Inhaled foreign body
Definition | Aetiology | Pathophysiology | Risk Factors | Signs and Symptoms | Investigations | Management
Definition
Inhaled foreign body refers to the aspiration of a foreign object into the respiratory tract, leading to partial or complete airway obstruction, with potential for severe respiratory distress or secondary complications such as pneumonia.
Aetiology
- Accidental aspiration of food particles (e.g., nuts, seeds, grapes).
- Non food items (e.g., small toys, beads, coins).
- Neuromuscular disorders increasing aspiration risk.
- Poor chewing ability in young children.
Pathophysiology
- Obstruction may occur in the larynx, trachea, or bronchi (most commonly the right main bronchus).
- Partial obstruction may allow air movement but cause stridor, wheezing, or coughing.
- Complete obstruction leads to asphyxia and requires urgent intervention.
- Delayed presentation may result in infection, lung collapse, or chronic cough.
Risk Factors
- Age under 3 years (incomplete chewing and immature protective reflexes).
- Eating while laughing, crying, or running.
- Neurological or developmental conditions affecting swallowing.
- Lack of parental supervision during feeding or play.
Signs and Symptoms
- Acute symptoms:
- Sudden onset coughing, choking, or gagging.
- Stridor or wheezing (indicative of upper airway involvement).
- Cyanosis and respiratory distress in severe cases.
- Apnoea or loss of consciousness in complete obstruction.
- Delayed symptoms (missed diagnosis):
- Persistent cough.
- Recurrent pneumonia or localised wheeze.
- Unilateral decreased breath sounds.
Investigations
- Clinical assessment: history of choking event, examination for stridor or asymmetric breath sounds.
- Chest X-ray: may show air trapping, atelectasis, or a visible foreign body if radiopaque.
- Fluoroscopy: assesses dynamic airway collapse in subtle cases.
- CT scan: indicated if chest X-ray is inconclusive but suspicion remains high.
- Rigid bronchoscopy: definitive investigation and treatment.
Management
1. Immediate Management:
- Partial obstruction: encourage coughing if the child is stable.
- Complete obstruction: perform back blows and chest thrusts (infants) or Heimlich manoeuvre (older children).
- Emergency airway management: intubation or tracheostomy if conventional methods fail.
2. Definitive Management:
- Rigid bronchoscopy: gold standard for foreign body removal.

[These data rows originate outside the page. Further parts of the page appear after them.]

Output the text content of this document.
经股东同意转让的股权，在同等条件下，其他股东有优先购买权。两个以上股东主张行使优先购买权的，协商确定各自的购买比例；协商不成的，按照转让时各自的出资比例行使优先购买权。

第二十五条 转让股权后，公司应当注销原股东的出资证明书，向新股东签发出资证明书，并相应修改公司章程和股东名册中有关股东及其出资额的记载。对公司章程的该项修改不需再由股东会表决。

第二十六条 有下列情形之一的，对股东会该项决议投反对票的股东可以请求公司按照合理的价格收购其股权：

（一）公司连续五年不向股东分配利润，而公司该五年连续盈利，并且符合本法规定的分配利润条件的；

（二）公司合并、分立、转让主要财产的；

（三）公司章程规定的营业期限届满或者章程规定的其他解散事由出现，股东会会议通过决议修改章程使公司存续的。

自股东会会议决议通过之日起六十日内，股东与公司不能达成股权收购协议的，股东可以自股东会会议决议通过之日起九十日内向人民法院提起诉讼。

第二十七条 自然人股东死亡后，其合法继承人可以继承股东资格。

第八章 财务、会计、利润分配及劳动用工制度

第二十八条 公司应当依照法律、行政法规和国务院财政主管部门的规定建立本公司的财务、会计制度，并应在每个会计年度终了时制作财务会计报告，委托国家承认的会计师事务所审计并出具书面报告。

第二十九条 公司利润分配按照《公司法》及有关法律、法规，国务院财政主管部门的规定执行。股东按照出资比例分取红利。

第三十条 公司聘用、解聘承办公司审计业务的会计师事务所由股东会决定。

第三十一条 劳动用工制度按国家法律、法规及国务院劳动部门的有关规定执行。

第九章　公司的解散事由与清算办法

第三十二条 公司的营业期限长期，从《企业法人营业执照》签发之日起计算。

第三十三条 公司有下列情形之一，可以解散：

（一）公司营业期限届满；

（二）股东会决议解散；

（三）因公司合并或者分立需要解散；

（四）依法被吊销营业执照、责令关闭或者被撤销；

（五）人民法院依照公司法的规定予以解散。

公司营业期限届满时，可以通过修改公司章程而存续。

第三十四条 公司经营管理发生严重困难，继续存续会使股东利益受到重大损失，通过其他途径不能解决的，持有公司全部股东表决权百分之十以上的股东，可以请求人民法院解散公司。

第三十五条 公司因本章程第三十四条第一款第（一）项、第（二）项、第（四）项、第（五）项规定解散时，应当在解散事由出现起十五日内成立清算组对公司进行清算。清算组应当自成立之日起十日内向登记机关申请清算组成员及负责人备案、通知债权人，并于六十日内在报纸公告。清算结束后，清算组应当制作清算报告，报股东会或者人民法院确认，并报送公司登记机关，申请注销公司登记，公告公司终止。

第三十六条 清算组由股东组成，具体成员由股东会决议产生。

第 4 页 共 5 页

- Flexible bronchoscopy: used in selected cases for diagnostic purposes.
3. Post-removal Care:
- Monitor for airway oedema, aspiration pneumonia, or persistent symptoms.
- Consider prophylactic antibiotics if secondary infection is suspected.
4. Referral:
- Paediatrics: all cases of suspected inhaled foreign body should be urgently referred.
- Respiratory specialist: if there is persistent respiratory compromise or secondary complications.
- ENT: if upper airway obstruction requires specialised intervention.